Are e-bike conversions worth it?
I built mine and the answer is: yes, if the reasons are right. Convert because you love the donor bike or want to understand the machine — not to save money on speed. Kits at the Bafang-class level with a bought finished pack are a legitimate path; cell-level battery building and BMS bypassing are house-fire territory and this site will never cover them. Remember the converted bike still has to comply with your local law.
What maintenance does an e-bike need that a regular bike doesn’t?
The same jobs, on a faster clock. Motor torque eats chains and cassettes quicker — especially on mid-drives — so measure chain wear and replace early before it chews the expensive parts. Brakes work harder at e-bike weight: expect shorter pad intervals. Hub-motor wheels deserve a spoke-tension check now and then. The motor and battery themselves are mostly service-free at the owner level; it’s the bicycle parts around them that feel the power.

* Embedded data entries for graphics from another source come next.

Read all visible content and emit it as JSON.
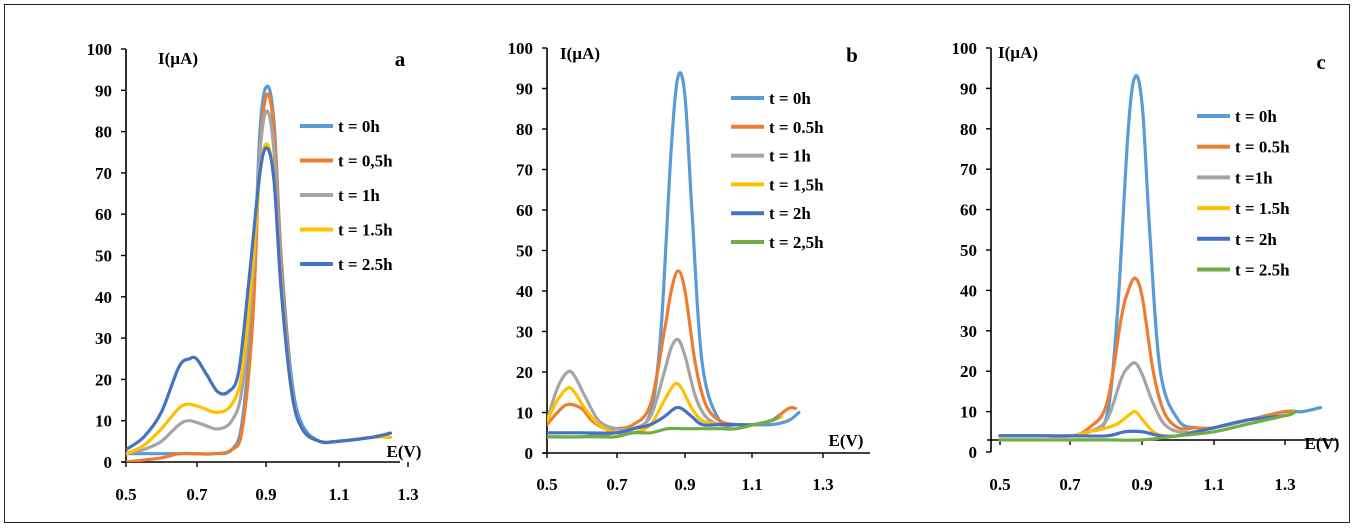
{
  "chart_data": [
    {
      "type": "line",
      "panel_label": "a",
      "ylabel": "I(µA)",
      "xlabel": "E(V)",
      "xlim": [
        0.5,
        1.3
      ],
      "ylim": [
        0,
        100
      ],
      "xticks": [
        "0.5",
        "0.7",
        "0.9",
        "1.1",
        "1.3"
      ],
      "yticks": [
        "0",
        "10",
        "20",
        "30",
        "40",
        "50",
        "60",
        "70",
        "80",
        "90",
        "100"
      ],
      "legend_position": "right",
      "series": [
        {
          "name": "t = 0h",
          "color": "#5b9bd5",
          "x": [
            0.5,
            0.6,
            0.65,
            0.7,
            0.75,
            0.8,
            0.83,
            0.86,
            0.88,
            0.9,
            0.92,
            0.94,
            0.97,
            1.0,
            1.05,
            1.1,
            1.2,
            1.25
          ],
          "y": [
            2,
            2,
            2,
            2,
            2,
            3,
            10,
            40,
            80,
            91,
            82,
            50,
            20,
            9,
            5,
            5,
            6,
            7
          ]
        },
        {
          "name": "t = 0,5h",
          "color": "#ed7d31",
          "x": [
            0.5,
            0.6,
            0.65,
            0.7,
            0.75,
            0.8,
            0.83,
            0.86,
            0.88,
            0.9,
            0.92,
            0.94,
            0.97,
            1.0,
            1.05,
            1.1,
            1.2,
            1.25
          ],
          "y": [
            0,
            1,
            2,
            2,
            2,
            3,
            8,
            35,
            75,
            89,
            80,
            48,
            18,
            8,
            5,
            5,
            6,
            7
          ]
        },
        {
          "name": "t = 1h",
          "color": "#a5a5a5",
          "x": [
            0.5,
            0.55,
            0.6,
            0.65,
            0.68,
            0.72,
            0.76,
            0.8,
            0.83,
            0.86,
            0.88,
            0.9,
            0.92,
            0.94,
            0.97,
            1.0,
            1.05,
            1.1,
            1.2,
            1.25
          ],
          "y": [
            2,
            3,
            5,
            9,
            10,
            9,
            8,
            10,
            18,
            45,
            75,
            85,
            75,
            45,
            18,
            8,
            5,
            5,
            6,
            6
          ]
        },
        {
          "name": "t = 1.5h",
          "color": "#ffc000",
          "x": [
            0.5,
            0.55,
            0.6,
            0.65,
            0.68,
            0.72,
            0.76,
            0.8,
            0.83,
            0.86,
            0.88,
            0.9,
            0.92,
            0.94,
            0.97,
            1.0,
            1.05,
            1.1,
            1.2,
            1.25
          ],
          "y": [
            2,
            4,
            8,
            13,
            14,
            13,
            12,
            14,
            22,
            48,
            70,
            77,
            68,
            42,
            17,
            8,
            5,
            5,
            6,
            6
          ]
        },
        {
          "name": "t = 2.5h",
          "color": "#4472c4",
          "x": [
            0.5,
            0.55,
            0.6,
            0.65,
            0.68,
            0.7,
            0.73,
            0.76,
            0.79,
            0.82,
            0.85,
            0.88,
            0.9,
            0.92,
            0.94,
            0.97,
            1.0,
            1.05,
            1.1,
            1.2,
            1.25
          ],
          "y": [
            3,
            6,
            12,
            23,
            25,
            25,
            21,
            17,
            17,
            22,
            45,
            70,
            76,
            68,
            42,
            17,
            8,
            5,
            5,
            6,
            7
          ]
        }
      ]
    },
    {
      "type": "line",
      "panel_label": "b",
      "ylabel": "I(µA)",
      "xlabel": "E(V)",
      "xlim": [
        0.5,
        1.3
      ],
      "ylim": [
        0,
        100
      ],
      "xticks": [
        "0.5",
        "0.7",
        "0.9",
        "1.1",
        "1.3"
      ],
      "yticks": [
        "0",
        "10",
        "20",
        "30",
        "40",
        "50",
        "60",
        "70",
        "80",
        "90",
        "100"
      ],
      "legend_position": "top-right",
      "series": [
        {
          "name": "t = 0h",
          "color": "#5b9bd5",
          "x": [
            0.5,
            0.6,
            0.7,
            0.75,
            0.8,
            0.83,
            0.86,
            0.88,
            0.9,
            0.92,
            0.95,
            1.0,
            1.05,
            1.1,
            1.15,
            1.2,
            1.23
          ],
          "y": [
            4,
            4,
            5,
            6,
            10,
            30,
            75,
            93,
            88,
            60,
            22,
            8,
            7,
            7,
            7,
            8,
            10
          ]
        },
        {
          "name": "t = 0.5h",
          "color": "#ed7d31",
          "x": [
            0.5,
            0.53,
            0.56,
            0.6,
            0.63,
            0.67,
            0.7,
            0.75,
            0.8,
            0.84,
            0.86,
            0.88,
            0.9,
            0.93,
            0.96,
            1.0,
            1.05,
            1.1,
            1.15,
            1.2,
            1.22
          ],
          "y": [
            7,
            10,
            12,
            11,
            8,
            6,
            6,
            7,
            12,
            30,
            40,
            45,
            40,
            22,
            12,
            8,
            7,
            7,
            8,
            11,
            11
          ]
        },
        {
          "name": "t = 1h",
          "color": "#a5a5a5",
          "x": [
            0.5,
            0.53,
            0.56,
            0.58,
            0.61,
            0.65,
            0.7,
            0.75,
            0.8,
            0.84,
            0.86,
            0.88,
            0.9,
            0.93,
            0.96,
            1.0,
            1.05,
            1.1,
            1.15,
            1.18
          ],
          "y": [
            8,
            16,
            20,
            19,
            14,
            8,
            6,
            6,
            9,
            20,
            26,
            28,
            24,
            14,
            9,
            7,
            7,
            7,
            8,
            9
          ]
        },
        {
          "name": "t = 1,5h",
          "color": "#ffc000",
          "x": [
            0.5,
            0.53,
            0.56,
            0.58,
            0.61,
            0.65,
            0.7,
            0.75,
            0.8,
            0.84,
            0.87,
            0.89,
            0.92,
            0.95,
            1.0,
            1.05,
            1.1,
            1.15,
            1.18
          ],
          "y": [
            8,
            13,
            16,
            15,
            11,
            7,
            5,
            5,
            7,
            13,
            17,
            16,
            11,
            8,
            7,
            7,
            7,
            8,
            9
          ]
        },
        {
          "name": "t = 2h",
          "color": "#4472c4",
          "x": [
            0.5,
            0.6,
            0.7,
            0.75,
            0.8,
            0.84,
            0.87,
            0.89,
            0.92,
            0.95,
            1.0,
            1.05,
            1.1,
            1.15,
            1.17
          ],
          "y": [
            5,
            5,
            5,
            6,
            7,
            9,
            11,
            11,
            9,
            7,
            7,
            7,
            7,
            8,
            9
          ]
        },
        {
          "name": "t = 2,5h",
          "color": "#70ad47",
          "x": [
            0.5,
            0.55,
            0.6,
            0.65,
            0.7,
            0.75,
            0.8,
            0.85,
            0.9,
            0.95,
            1.0,
            1.05,
            1.1,
            1.15,
            1.17
          ],
          "y": [
            4,
            4,
            4,
            4,
            4,
            5,
            5,
            6,
            6,
            6,
            6,
            6,
            7,
            8,
            9
          ]
        }
      ]
    },
    {
      "type": "line",
      "panel_label": "c",
      "ylabel": "I(µA)",
      "xlabel": "E(V)",
      "xlim": [
        0.5,
        1.4
      ],
      "ylim": [
        0,
        100
      ],
      "xticks": [
        "0.5",
        "0.7",
        "0.9",
        "1.1",
        "1.3"
      ],
      "yticks": [
        "0",
        "10",
        "20",
        "30",
        "40",
        "50",
        "60",
        "70",
        "80",
        "90",
        "100"
      ],
      "legend_position": "top-right",
      "series": [
        {
          "name": "t = 0h",
          "color": "#5b9bd5",
          "x": [
            0.5,
            0.6,
            0.7,
            0.75,
            0.8,
            0.83,
            0.86,
            0.88,
            0.9,
            0.92,
            0.95,
            1.0,
            1.05,
            1.1,
            1.2,
            1.3,
            1.35,
            1.4
          ],
          "y": [
            4,
            4,
            4,
            5,
            9,
            35,
            80,
            93,
            85,
            55,
            20,
            8,
            6,
            6,
            8,
            10,
            10,
            11
          ]
        },
        {
          "name": "t = 0.5h",
          "color": "#ed7d31",
          "x": [
            0.5,
            0.55,
            0.6,
            0.7,
            0.75,
            0.8,
            0.84,
            0.86,
            0.88,
            0.9,
            0.93,
            0.96,
            1.0,
            1.05,
            1.1,
            1.2,
            1.3,
            1.33
          ],
          "y": [
            4,
            4,
            4,
            4,
            6,
            12,
            33,
            40,
            43,
            38,
            20,
            10,
            6,
            6,
            6,
            8,
            10,
            10
          ]
        },
        {
          "name": "t =1h",
          "color": "#a5a5a5",
          "x": [
            0.5,
            0.6,
            0.7,
            0.75,
            0.8,
            0.84,
            0.86,
            0.88,
            0.9,
            0.93,
            0.96,
            1.0,
            1.05,
            1.1,
            1.2,
            1.3,
            1.33
          ],
          "y": [
            4,
            4,
            4,
            5,
            8,
            18,
            21,
            22,
            19,
            12,
            7,
            5,
            5,
            6,
            8,
            9,
            10
          ]
        },
        {
          "name": "t = 1.5h",
          "color": "#ffc000",
          "x": [
            0.5,
            0.6,
            0.7,
            0.75,
            0.8,
            0.83,
            0.86,
            0.88,
            0.9,
            0.93,
            0.96,
            1.0,
            1.05,
            1.1,
            1.2,
            1.3,
            1.33
          ],
          "y": [
            4,
            4,
            4,
            5,
            6,
            7,
            9,
            10,
            8,
            5,
            4,
            4,
            5,
            6,
            8,
            9,
            10
          ]
        },
        {
          "name": "t = 2h",
          "color": "#4472c4",
          "x": [
            0.5,
            0.6,
            0.7,
            0.8,
            0.85,
            0.9,
            0.95,
            1.0,
            1.05,
            1.1,
            1.2,
            1.3,
            1.33
          ],
          "y": [
            4,
            4,
            4,
            4,
            5,
            5,
            4,
            4,
            5,
            6,
            8,
            9,
            10
          ]
        },
        {
          "name": "t = 2.5h",
          "color": "#70ad47",
          "x": [
            0.5,
            0.6,
            0.7,
            0.8,
            0.9,
            1.0,
            1.1,
            1.2,
            1.3,
            1.33
          ],
          "y": [
            3,
            3,
            3,
            3,
            3,
            4,
            5,
            7,
            9,
            10
          ]
        }
      ]
    }
  ]
}
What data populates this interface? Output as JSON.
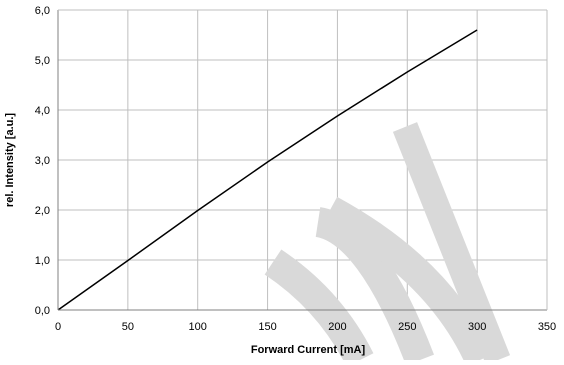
{
  "chart_data": {
    "type": "line",
    "title": "",
    "xlabel": "Forward Current [mA]",
    "ylabel": "rel. Intensity [a.u.]",
    "xlim": [
      0,
      350
    ],
    "ylim": [
      0,
      6
    ],
    "x_ticks": [
      0,
      50,
      100,
      150,
      200,
      250,
      300,
      350
    ],
    "x_tick_labels": [
      "0",
      "50",
      "100",
      "150",
      "200",
      "250",
      "300",
      "350"
    ],
    "y_ticks": [
      0,
      1,
      2,
      3,
      4,
      5,
      6
    ],
    "y_tick_labels": [
      "0,0",
      "1,0",
      "2,0",
      "3,0",
      "4,0",
      "5,0",
      "6,0"
    ],
    "grid": true,
    "legend": "none",
    "series": [
      {
        "color": "#000000",
        "x": [
          0,
          50,
          100,
          150,
          200,
          250,
          300
        ],
        "y": [
          0,
          0.99,
          1.99,
          2.96,
          3.88,
          4.76,
          5.6
        ]
      }
    ]
  },
  "watermark": {
    "text": "Obsolete",
    "color": "#d9d9d9"
  }
}
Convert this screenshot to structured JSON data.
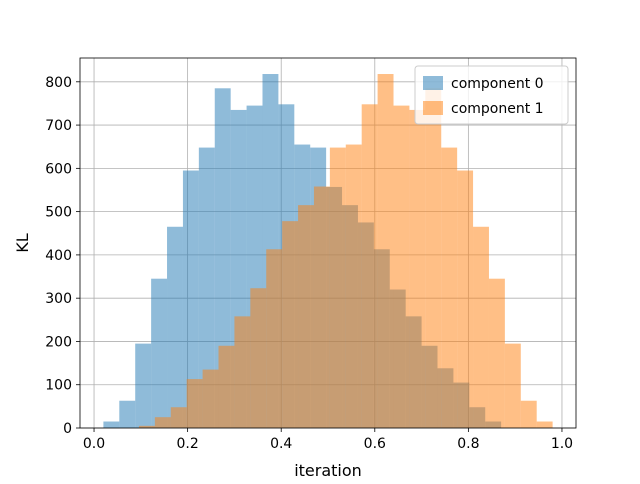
{
  "chart_data": {
    "type": "bar",
    "subtype": "overlaid histogram",
    "xlabel": "iteration",
    "ylabel": "KL",
    "xlim": [
      -0.03,
      1.03
    ],
    "ylim": [
      0,
      855
    ],
    "xticks": [
      0.0,
      0.2,
      0.4,
      0.6,
      0.8,
      1.0
    ],
    "xtick_labels": [
      "0.0",
      "0.2",
      "0.4",
      "0.6",
      "0.8",
      "1.0"
    ],
    "yticks": [
      0,
      100,
      200,
      300,
      400,
      500,
      600,
      700,
      800
    ],
    "ytick_labels": [
      "0",
      "100",
      "200",
      "300",
      "400",
      "500",
      "600",
      "700",
      "800"
    ],
    "grid": true,
    "legend_position": "top-right",
    "series": [
      {
        "name": "component 0",
        "color": "#1f77b4",
        "opacity": 0.5,
        "bin_edges": [
          0.02,
          0.054,
          0.088,
          0.122,
          0.156,
          0.19,
          0.224,
          0.258,
          0.292,
          0.326,
          0.36,
          0.394,
          0.428,
          0.462,
          0.496,
          0.53,
          0.564,
          0.598,
          0.632,
          0.666,
          0.7,
          0.734,
          0.768,
          0.802,
          0.836,
          0.87,
          0.904
        ],
        "values": [
          15,
          63,
          195,
          345,
          465,
          595,
          648,
          785,
          735,
          745,
          818,
          748,
          655,
          648,
          557,
          515,
          475,
          413,
          320,
          258,
          190,
          138,
          105,
          48,
          15,
          0
        ]
      },
      {
        "name": "component 1",
        "color": "#ff7f0e",
        "opacity": 0.5,
        "bin_edges": [
          0.096,
          0.13,
          0.164,
          0.198,
          0.232,
          0.266,
          0.3,
          0.334,
          0.368,
          0.402,
          0.436,
          0.47,
          0.504,
          0.538,
          0.572,
          0.606,
          0.64,
          0.674,
          0.708,
          0.742,
          0.776,
          0.81,
          0.844,
          0.878,
          0.912,
          0.946,
          0.98
        ],
        "values": [
          5,
          25,
          48,
          113,
          135,
          190,
          258,
          323,
          413,
          478,
          515,
          558,
          648,
          655,
          748,
          818,
          745,
          735,
          785,
          648,
          595,
          465,
          345,
          195,
          63,
          15
        ]
      }
    ]
  }
}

Do I need a Class 3 / faster bike for commuting?
Where I live the question answers itself — the EU pedelec limit is 25 km/h assist, and a steady legal 25 with a torque-sensor mid-drive covers a surprising amount of commute. In the US, Class 3’s 28 mph assist is legal in many places and genuinely useful on long flat commutes — but check your state and your trail rules, because access differs by class. Buy for your actual route and your actual law, not for the top speed in someone’s YouTube title.